Bootstrapping, one can plot the model frequency across re-samples. A model is identified by its mixture components (e.g., 2 Betas plus one tail).

plot_bootstrap_model_frequency(
  bootstrap_results, 
  bootstrap_statistics
  )

The bootstrap estimates of the parameters can be visualised.

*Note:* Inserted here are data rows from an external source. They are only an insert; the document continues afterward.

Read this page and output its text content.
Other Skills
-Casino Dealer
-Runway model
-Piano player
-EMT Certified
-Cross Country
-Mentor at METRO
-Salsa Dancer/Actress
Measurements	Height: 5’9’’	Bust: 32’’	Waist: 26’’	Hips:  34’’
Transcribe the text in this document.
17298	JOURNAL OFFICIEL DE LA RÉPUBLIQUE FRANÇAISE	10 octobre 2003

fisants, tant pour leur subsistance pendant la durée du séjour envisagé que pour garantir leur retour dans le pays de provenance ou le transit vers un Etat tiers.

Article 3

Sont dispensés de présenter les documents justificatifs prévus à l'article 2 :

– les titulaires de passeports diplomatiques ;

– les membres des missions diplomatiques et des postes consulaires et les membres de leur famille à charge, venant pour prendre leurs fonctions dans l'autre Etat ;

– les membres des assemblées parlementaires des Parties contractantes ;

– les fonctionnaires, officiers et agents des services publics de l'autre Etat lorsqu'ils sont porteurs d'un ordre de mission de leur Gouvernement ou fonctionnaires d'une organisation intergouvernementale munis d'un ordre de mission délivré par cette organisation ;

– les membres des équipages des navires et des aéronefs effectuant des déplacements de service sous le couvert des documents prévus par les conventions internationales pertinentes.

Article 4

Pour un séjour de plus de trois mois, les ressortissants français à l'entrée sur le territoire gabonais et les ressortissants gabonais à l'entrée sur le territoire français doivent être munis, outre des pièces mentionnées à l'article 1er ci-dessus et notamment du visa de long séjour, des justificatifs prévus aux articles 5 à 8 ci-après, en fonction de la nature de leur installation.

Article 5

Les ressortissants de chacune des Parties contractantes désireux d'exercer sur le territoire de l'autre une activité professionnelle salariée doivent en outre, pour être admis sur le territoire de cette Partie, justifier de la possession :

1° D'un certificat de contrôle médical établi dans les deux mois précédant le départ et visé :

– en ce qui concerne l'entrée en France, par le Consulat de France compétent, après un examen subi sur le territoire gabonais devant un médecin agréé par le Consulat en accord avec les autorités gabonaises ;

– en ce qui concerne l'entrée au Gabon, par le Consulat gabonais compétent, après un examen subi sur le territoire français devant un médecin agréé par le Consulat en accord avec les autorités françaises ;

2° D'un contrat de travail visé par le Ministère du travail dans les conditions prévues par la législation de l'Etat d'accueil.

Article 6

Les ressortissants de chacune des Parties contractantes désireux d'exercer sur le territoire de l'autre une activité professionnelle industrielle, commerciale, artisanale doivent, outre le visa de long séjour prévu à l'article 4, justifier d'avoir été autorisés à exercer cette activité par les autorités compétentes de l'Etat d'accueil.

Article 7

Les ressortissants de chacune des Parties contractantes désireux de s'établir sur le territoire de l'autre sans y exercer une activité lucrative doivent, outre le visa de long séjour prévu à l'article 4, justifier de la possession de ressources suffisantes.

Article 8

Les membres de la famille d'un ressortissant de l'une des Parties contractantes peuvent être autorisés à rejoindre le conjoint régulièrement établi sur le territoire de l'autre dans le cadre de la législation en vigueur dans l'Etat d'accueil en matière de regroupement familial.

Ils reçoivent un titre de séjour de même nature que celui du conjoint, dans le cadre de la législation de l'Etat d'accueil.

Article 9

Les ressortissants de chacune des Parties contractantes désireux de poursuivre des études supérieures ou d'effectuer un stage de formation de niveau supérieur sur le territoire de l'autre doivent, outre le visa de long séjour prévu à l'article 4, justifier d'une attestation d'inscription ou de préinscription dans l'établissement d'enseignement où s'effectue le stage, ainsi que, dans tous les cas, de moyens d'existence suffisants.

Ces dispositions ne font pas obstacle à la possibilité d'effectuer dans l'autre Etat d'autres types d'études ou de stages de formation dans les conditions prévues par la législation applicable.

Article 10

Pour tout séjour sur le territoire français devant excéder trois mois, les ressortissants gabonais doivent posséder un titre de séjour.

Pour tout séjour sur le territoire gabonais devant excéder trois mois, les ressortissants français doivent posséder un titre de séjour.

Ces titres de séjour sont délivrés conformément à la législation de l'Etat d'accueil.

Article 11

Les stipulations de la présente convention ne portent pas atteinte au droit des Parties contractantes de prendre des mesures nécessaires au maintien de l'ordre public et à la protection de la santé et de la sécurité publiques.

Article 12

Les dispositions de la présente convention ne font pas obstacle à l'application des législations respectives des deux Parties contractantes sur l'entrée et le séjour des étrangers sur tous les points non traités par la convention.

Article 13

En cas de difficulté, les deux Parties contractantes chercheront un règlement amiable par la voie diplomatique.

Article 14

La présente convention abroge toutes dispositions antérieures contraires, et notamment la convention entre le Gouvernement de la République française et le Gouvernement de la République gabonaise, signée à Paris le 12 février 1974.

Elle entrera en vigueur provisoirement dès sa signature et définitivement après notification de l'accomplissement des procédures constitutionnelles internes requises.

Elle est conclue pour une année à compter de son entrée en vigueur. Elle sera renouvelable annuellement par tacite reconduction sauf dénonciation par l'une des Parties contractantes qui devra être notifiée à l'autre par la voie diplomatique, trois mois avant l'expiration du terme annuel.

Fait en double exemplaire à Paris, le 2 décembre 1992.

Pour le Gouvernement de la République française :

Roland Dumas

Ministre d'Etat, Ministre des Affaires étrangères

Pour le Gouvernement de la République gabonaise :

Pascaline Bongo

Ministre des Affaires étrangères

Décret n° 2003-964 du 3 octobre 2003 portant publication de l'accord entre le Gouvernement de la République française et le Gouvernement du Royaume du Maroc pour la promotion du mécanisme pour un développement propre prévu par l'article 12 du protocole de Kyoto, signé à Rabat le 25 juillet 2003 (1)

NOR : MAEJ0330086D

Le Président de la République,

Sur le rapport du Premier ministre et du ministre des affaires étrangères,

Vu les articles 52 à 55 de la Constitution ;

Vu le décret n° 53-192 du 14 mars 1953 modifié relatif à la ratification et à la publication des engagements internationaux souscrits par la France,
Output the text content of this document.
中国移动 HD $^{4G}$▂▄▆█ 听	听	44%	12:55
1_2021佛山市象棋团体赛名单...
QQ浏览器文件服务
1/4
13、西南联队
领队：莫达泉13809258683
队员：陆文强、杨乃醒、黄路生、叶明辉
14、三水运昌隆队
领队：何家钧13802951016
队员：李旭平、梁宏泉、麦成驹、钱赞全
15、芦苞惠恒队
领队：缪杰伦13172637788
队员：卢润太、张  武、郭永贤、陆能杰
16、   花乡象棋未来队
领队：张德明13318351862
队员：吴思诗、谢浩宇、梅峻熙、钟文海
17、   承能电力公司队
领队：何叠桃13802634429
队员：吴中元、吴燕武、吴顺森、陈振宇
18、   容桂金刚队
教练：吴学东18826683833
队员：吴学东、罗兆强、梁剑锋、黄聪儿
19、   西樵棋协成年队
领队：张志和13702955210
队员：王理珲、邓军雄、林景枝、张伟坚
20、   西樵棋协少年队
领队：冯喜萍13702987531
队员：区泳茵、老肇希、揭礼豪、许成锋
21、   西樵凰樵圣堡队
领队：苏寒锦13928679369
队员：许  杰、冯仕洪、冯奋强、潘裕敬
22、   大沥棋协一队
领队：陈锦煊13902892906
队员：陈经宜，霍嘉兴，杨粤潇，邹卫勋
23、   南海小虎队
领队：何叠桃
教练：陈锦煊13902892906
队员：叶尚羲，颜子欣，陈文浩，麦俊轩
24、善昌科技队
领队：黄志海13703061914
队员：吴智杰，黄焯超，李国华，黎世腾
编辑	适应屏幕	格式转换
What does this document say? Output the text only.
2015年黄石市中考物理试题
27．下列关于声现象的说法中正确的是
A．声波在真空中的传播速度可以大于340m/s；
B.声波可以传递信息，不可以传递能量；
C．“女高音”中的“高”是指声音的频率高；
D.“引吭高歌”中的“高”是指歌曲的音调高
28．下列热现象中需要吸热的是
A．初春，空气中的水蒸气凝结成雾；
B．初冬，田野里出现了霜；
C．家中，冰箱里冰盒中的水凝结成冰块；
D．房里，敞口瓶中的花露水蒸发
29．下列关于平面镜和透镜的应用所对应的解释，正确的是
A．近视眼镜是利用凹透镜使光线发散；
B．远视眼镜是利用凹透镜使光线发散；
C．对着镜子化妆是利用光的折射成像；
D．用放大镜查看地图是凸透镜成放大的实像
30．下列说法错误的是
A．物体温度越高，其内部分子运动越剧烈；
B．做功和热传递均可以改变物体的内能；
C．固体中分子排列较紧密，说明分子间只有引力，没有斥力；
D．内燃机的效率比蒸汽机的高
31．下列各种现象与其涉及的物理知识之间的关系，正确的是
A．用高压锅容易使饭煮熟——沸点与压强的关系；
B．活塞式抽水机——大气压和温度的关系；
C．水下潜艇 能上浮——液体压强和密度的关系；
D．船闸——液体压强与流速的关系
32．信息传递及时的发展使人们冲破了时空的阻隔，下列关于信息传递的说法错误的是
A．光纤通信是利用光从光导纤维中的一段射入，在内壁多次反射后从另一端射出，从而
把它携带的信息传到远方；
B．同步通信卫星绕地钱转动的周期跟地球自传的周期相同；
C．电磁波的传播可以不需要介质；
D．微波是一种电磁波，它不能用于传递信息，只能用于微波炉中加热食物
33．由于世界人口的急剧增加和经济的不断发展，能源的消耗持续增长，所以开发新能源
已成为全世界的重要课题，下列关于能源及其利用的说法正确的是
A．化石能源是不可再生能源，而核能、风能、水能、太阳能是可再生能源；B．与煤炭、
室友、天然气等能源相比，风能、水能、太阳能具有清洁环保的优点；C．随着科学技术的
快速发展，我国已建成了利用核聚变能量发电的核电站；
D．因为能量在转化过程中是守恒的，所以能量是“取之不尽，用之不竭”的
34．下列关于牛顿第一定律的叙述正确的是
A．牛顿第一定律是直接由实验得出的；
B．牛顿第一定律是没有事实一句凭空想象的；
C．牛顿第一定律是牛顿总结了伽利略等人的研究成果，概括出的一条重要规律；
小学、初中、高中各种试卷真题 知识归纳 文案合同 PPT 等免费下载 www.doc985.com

# Plot the mixing proportions
mplot = plot_bootstrap_mixing_proportions(
  fit$best, 
  bootstrap_results = bootstrap_results, 
  bootstrap_statistics = bootstrap_statistics
  )

# Plot the tail parameters
tplot = plot_bootstrap_tail(
  fit$best, 
  bootstrap_results = bootstrap_results, 
  bootstrap_statistics = bootstrap_statistics
  )

# Plot the Beta parameters
bplot = plot_bootstrap_Beta(
  fit$best, 
  bootstrap_results = bootstrap_results, 
  bootstrap_statistics = bootstrap_statistics
  )
#> Warning: No shared levels found between `names(values)` of the manual scale and the
#> data's colour values.
#> Warning: Removed 4 rows containing missing values or values outside the scale range
#> (`geom_bar()`).
#> Warning: No shared levels found between `names(values)` of the manual scale and the
#> data's colour values.
#> Warning: Removed 4 rows containing missing values or values outside the scale range
#> (`geom_bar()`).

# Figure
figure = ggpubr::ggarrange(
  mplot,
  tplot,
  bplot,
  ncol = 3, nrow = 1,
  widths = c(.7, 1, 1)
)
#> Warning: No shared levels found between `names(values)` of the manual scale and the
#> data's colour values.
#> Warning: No shared levels found between `names(values)` of the manual scale and the
#> data's colour values.

print(figure)

For a nonparametric bootstrap we can plot also the co-clustering probability of the data.


plot_bootstrap_coclustering(
  fit$best, 
  bootstrap_results = bootstrap_results, 
  bootstrap_statistics = bootstrap_statistics
  )
#> Warning: No shared levels found between `names(values)` of the manual scale and the
#> data's colour values.